A group of independent scientists, frustrated and dumbfounded by the continued lack of the most basic data about the 77-day-old BP oil disaster, has put together a crash project intended to definitively measure how much oil has spilled and where and how it is spreading throughout the waters of the Gulf of Mexico.
An all-star team of top oceanographers, chemists, engineers and other scientists could be ready to head out to the well site on two fully-equipped research vessels on about a week's notice. But they need to get the go-ahead -- and about $8.4 million -- from BP or the federal government or both. And that does not appear imminent.
The test is designed to provide responders to future deep-sea oil catastrophes with valuable information. But, to be blunt, it would also fill an enormous gap in the response to this one.
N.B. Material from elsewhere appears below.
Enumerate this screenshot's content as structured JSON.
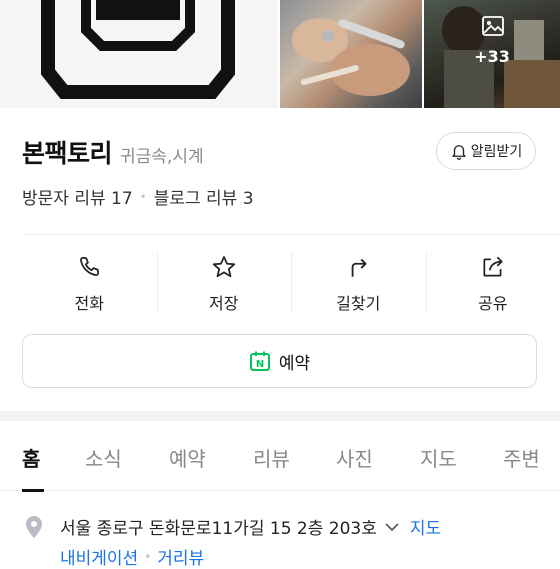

Federal estimates of the flow have over time gone from laughably low to laughably imprecise to just plain unpersuasive. And it took more than a month for the National Oceanic and Atmospheric Administration to take the marine science community's concerns seriously enough to embark on substantive missions to explore the potentially vast amounts of oil that are lurking beneath the surface with possibly long-term and devastating effects...
"...Laughably low to laughably imprecise to just plain unpersuasive." Possibly because they feel you couldn't handle the truth. Perhaps a better description would be that they couldn't handle you if you knew the truth.